So, to turn to country music on Tina Turns the Country On! was a brave movement. She was doing this in a market where there was very little room for Black artists to make country music albums. Even those like Bobby Womack, or Millie Jackson, who had a career elsewhere were unable to get the traction that they really wanted. It was a risk-taking move, and one that focused on reflection, sadness, and mourning. It was different than other work that she’d done — like being the Acid Queen in Tommy, for instance. The pace of her country album is much slower and uses silence in a way that you don’t hear in some of her other music. The whole mood of Tina Turns the Country On! is so different than the music she had made before, and maybe the music that she made after.

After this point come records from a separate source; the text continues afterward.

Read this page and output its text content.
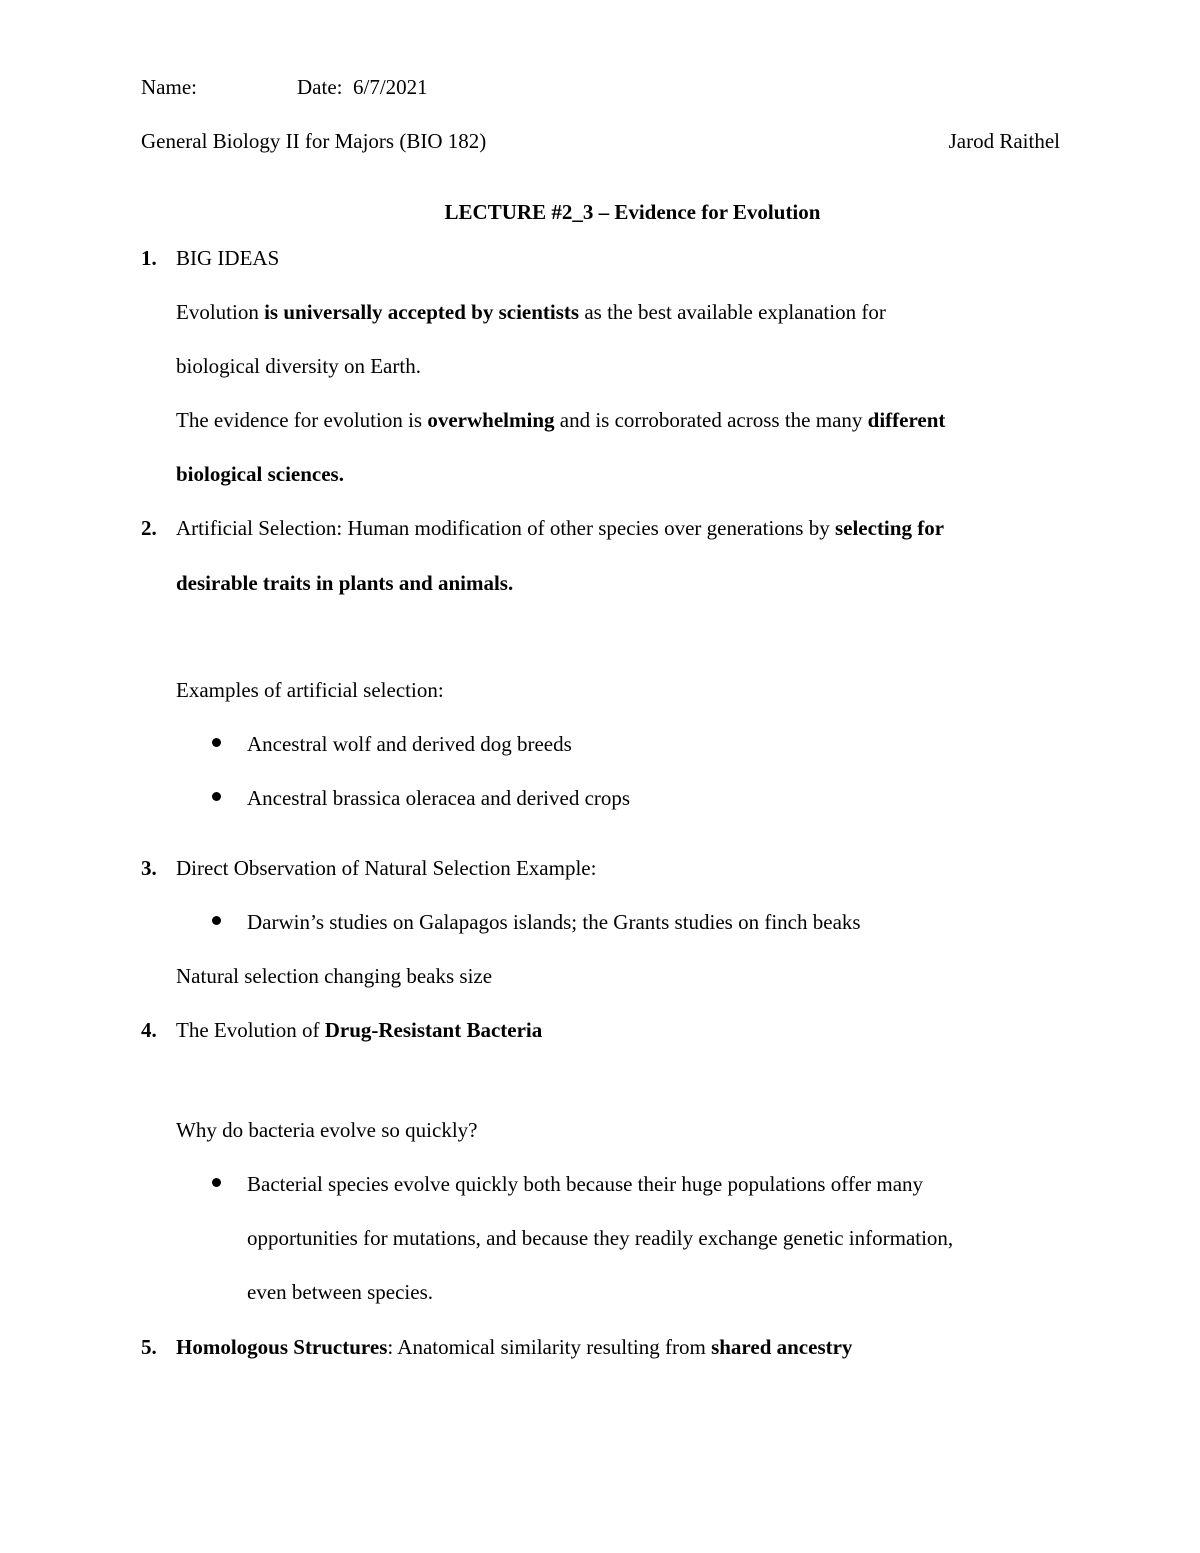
Name:	Date: 6/7/2021
General Biology II for Majors (BIO 182)	Jarod Raithel
LECTURE #2_3 – Evidence for Evolution
1. BIG IDEAS
Evolution is universally accepted by scientists as the best available explanation for
biological diversity on Earth.
The evidence for evolution is overwhelming and is corroborated across the many different
biological sciences.
2. Artificial Selection: Human modification of other species over generations by selecting for
desirable traits in plants and animals.
Examples of artificial selection:
Ancestral wolf and derived dog breeds
Ancestral brassica oleracea and derived crops
3. Direct Observation of Natural Selection Example:
Darwin’s studies on Galapagos islands; the Grants studies on finch beaks
Natural selection changing beaks size
4. The Evolution of Drug-Resistant Bacteria
Why do bacteria evolve so quickly?
Bacterial species evolve quickly both because their huge populations offer many
opportunities for mutations, and because they readily exchange genetic information,
even between species.
5. Homologous Structures: Anatomical similarity resulting from shared ancestry
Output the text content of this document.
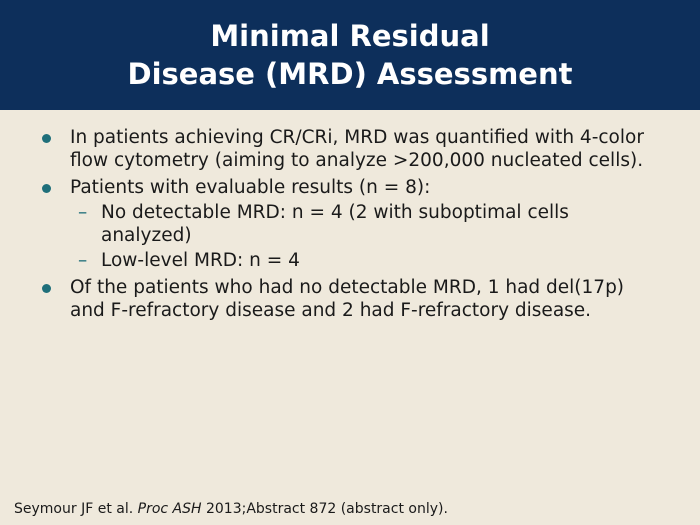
Minimal Residual
Disease (MRD) Assessment
In patients achieving CR/CRi, MRD was quantified with 4-color flow cytometry (aiming to analyze >200,000 nucleated cells).
Patients with evaluable results (n = 8):
– No detectable MRD: n = 4 (2 with suboptimal cells analyzed)
– Low-level MRD: n = 4
Of the patients who had no detectable MRD, 1 had del(17p) and F-refractory disease and 2 had F-refractory disease.
Seymour JF et al. Proc ASH 2013;Abstract 872 (abstract only).
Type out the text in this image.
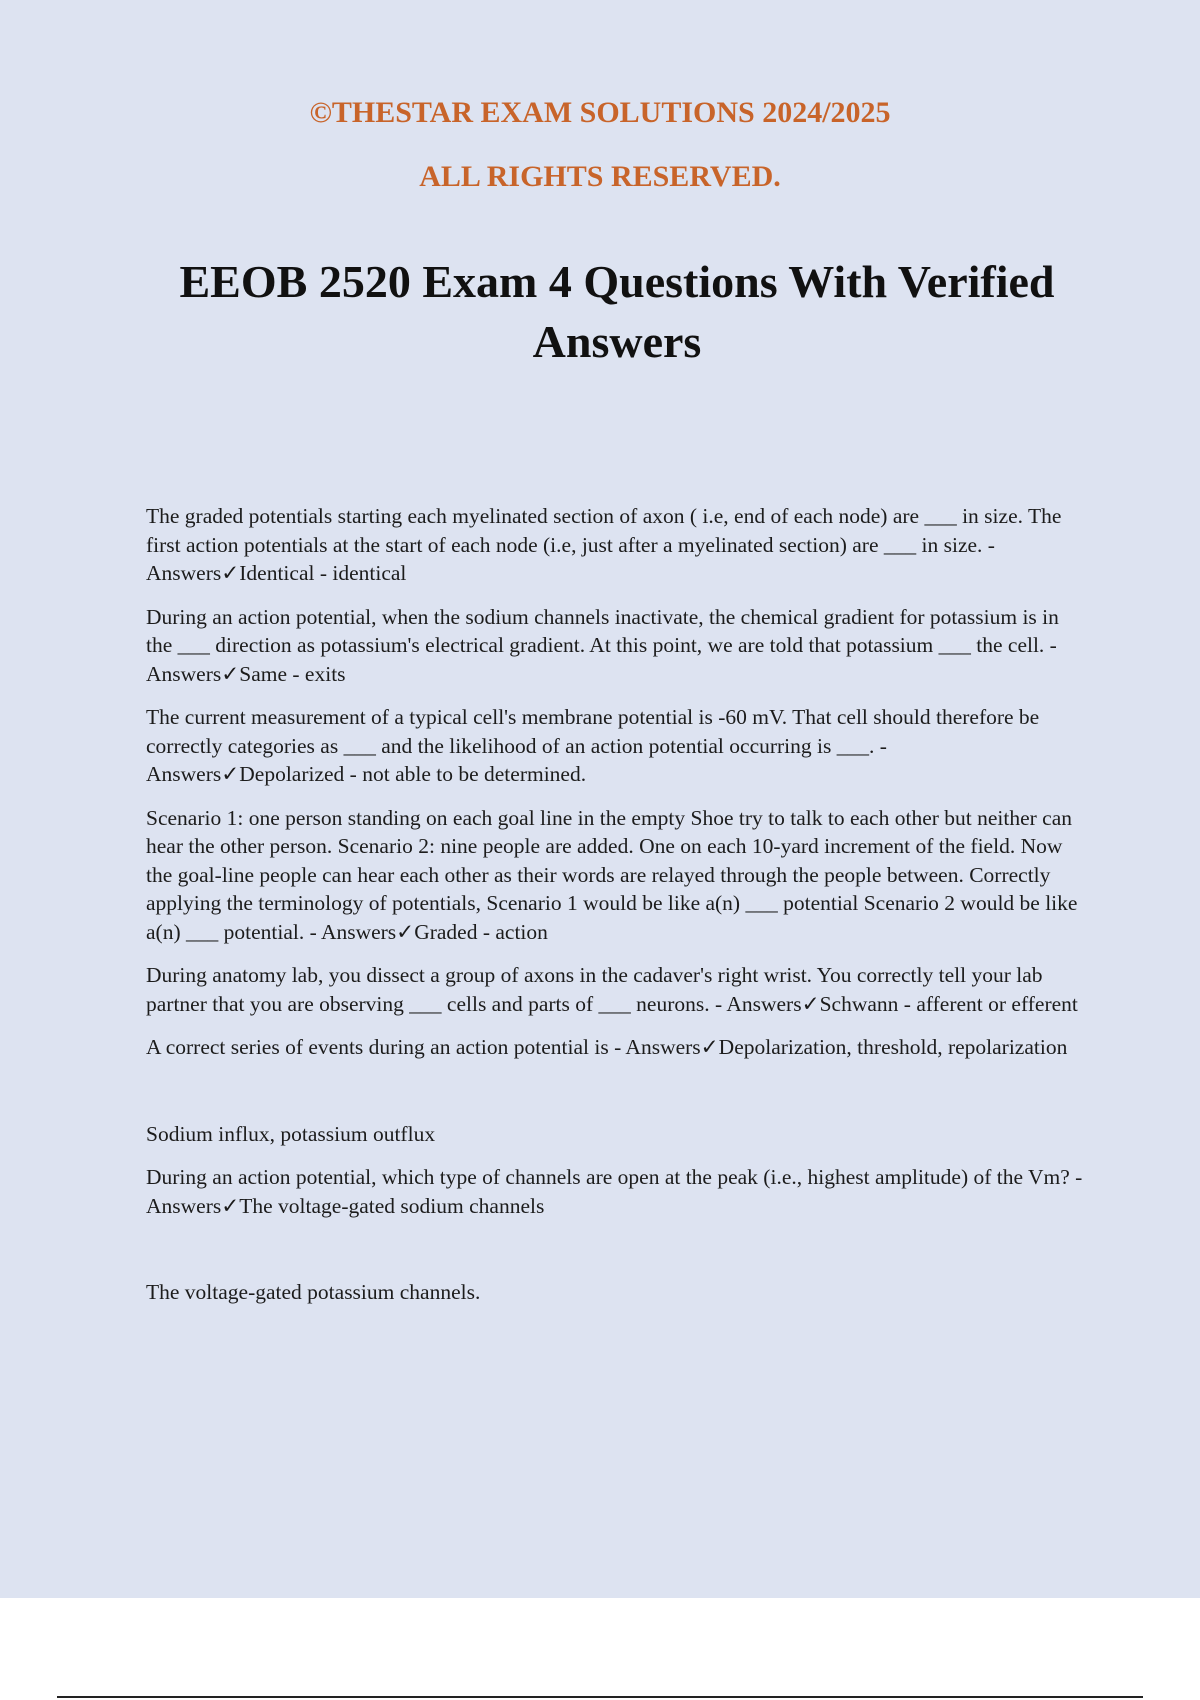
©THESTAR EXAM SOLUTIONS 2024/2025
ALL RIGHTS RESERVED.
EEOB 2520 Exam 4 Questions With Verified Answers

The graded potentials starting each myelinated section of axon ( i.e, end of each node) are ___ in size. The first action potentials at the start of each node (i.e, just after a myelinated section) are ___ in size. - Answers✓Identical - identical

During an action potential, when the sodium channels inactivate, the chemical gradient for potassium is in the ___ direction as potassium's electrical gradient. At this point, we are told that potassium ___ the cell. - Answers✓Same - exits

The current measurement of a typical cell's membrane potential is -60 mV. That cell should therefore be correctly categories as ___ and the likelihood of an action potential occurring is ___. - Answers✓Depolarized - not able to be determined.

Scenario 1: one person standing on each goal line in the empty Shoe try to talk to each other but neither can hear the other person. Scenario 2: nine people are added. One on each 10-yard increment of the field. Now the goal-line people can hear each other as their words are relayed through the people between. Correctly applying the terminology of potentials, Scenario 1 would be like a(n) ___ potential Scenario 2 would be like a(n) ___ potential. - Answers✓Graded - action

During anatomy lab, you dissect a group of axons in the cadaver's right wrist. You correctly tell your lab partner that you are observing ___ cells and parts of ___ neurons. - Answers✓Schwann - afferent or efferent

A correct series of events during an action potential is - Answers✓Depolarization, threshold, repolarization

Sodium influx, potassium outflux

During an action potential, which type of channels are open at the peak (i.e., highest amplitude) of the Vm? - Answers✓The voltage-gated sodium channels

The voltage-gated potassium channels.
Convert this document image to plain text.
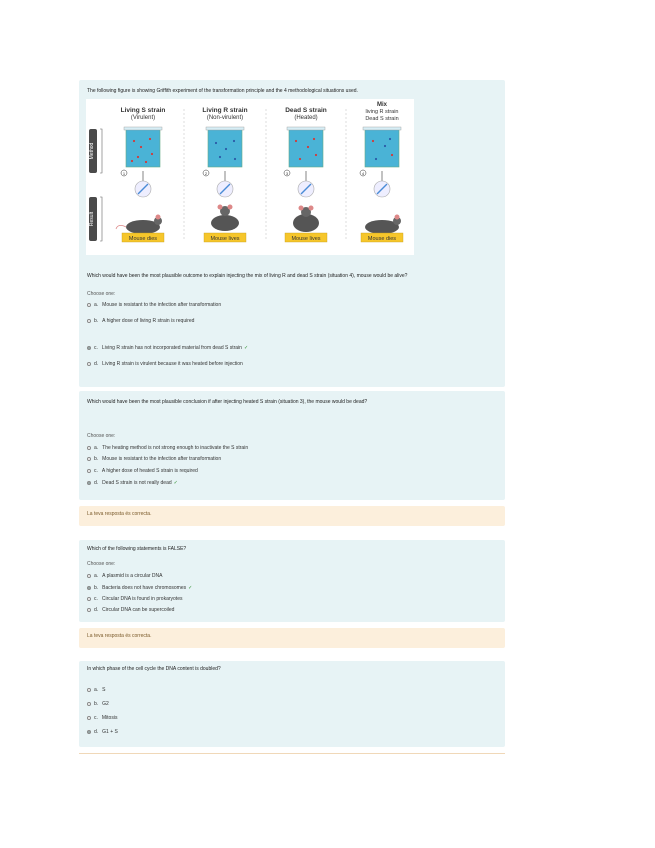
The following figure is showing Griffith experiment of the transformation principle and the 4 methodological situations used.
Method
Result
Living S strain
(Virulent)
1
Mouse dies
Living R strain
(Non-virulent)
2
Mouse lives
Dead S strain
(Heated)
3
Mouse lives
Mix
living R strain
Dead S strain
4
Mouse dies
Which would have been the most plausible outcome to explain injecting the mix of living R and dead S strain (situation 4), mouse would be alive?
Choose one:
a. Mouse is resistant to the infection after transformation
b. A higher dose of living R strain is required
c. Living R strain has not incorporated material from dead S strain ✓
d. Living R strain is virulent because it was heated before injection
Which would have been the most plausible conclusion if after injecting heated S strain (situation 3), the mouse would be dead?
Choose one:
a. The heating method is not strong enough to inactivate the S strain
b. Mouse is resistant to the infection after transformation
c. A higher dose of heated S strain is required
d. Dead S strain is not really dead ✓
La teva resposta és correcta.
Which of the following statements is FALSE?
Choose one:
a. A plasmid is a circular DNA
b. Bacteria does not have chromosomes ✓
c. Circular DNA is found in prokaryotes
d. Circular DNA can be supercoiled
La teva resposta és correcta.
In which phase of the cell cycle the DNA content is doubled?
a. S
b. G2
c. Mitosis
d. G1 + S
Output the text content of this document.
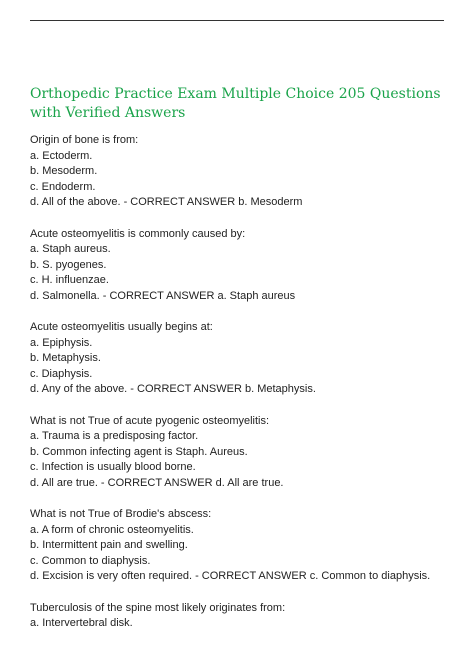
Orthopedic Practice Exam Multiple Choice 205 Questions
with Verified Answers
Origin of bone is from:
a. Ectoderm.
b. Mesoderm.
c. Endoderm.
d. All of the above. - CORRECT ANSWER b. Mesoderm
Acute osteomyelitis is commonly caused by:
a. Staph aureus.
b. S. pyogenes.
c. H. influenzae.
d. Salmonella. - CORRECT ANSWER a. Staph aureus
Acute osteomyelitis usually begins at:
a. Epiphysis.
b. Metaphysis.
c. Diaphysis.
d. Any of the above. - CORRECT ANSWER b. Metaphysis.
What is not True of acute pyogenic osteomyelitis:
a. Trauma is a predisposing factor.
b. Common infecting agent is Staph. Aureus.
c. Infection is usually blood borne.
d. All are true. - CORRECT ANSWER d. All are true.
What is not True of Brodie's abscess:
a. A form of chronic osteomyelitis.
b. Intermittent pain and swelling.
c. Common to diaphysis.
d. Excision is very often required. - CORRECT ANSWER c. Common to diaphysis.
Tuberculosis of the spine most likely originates from:
a. Intervertebral disk.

Still, you can hear the country and soul in later songs like “I Can’t Stand the Rain.” It’s a bluesy song, but she’s playing with twang. And her songs where there’s a story, like “Private Dancer,” could easily be a country song with different production.

Even so, as a superstar, Tina Turner made an impact on country music, especially on country music women who are learning how to treat their own careers with agency. You can hear it in LeAnn Rimes and Brandi Carlile. Her ability to weaponize lots of different kinds of music in her sound and to control the stage as a solo artist is an important part of what it means to be a woman and a superstar in whatever genre you’re in. Black country music artists, like Rissi Palmer or Amythyst Kiah or Mickey Guyton, cite her not only as an influence, but as someone who showed them that it was possible to create music within the genre of country, even as someone who had a previous career. But country music at large could still reckon with Tina Turner’s power as a storyteller.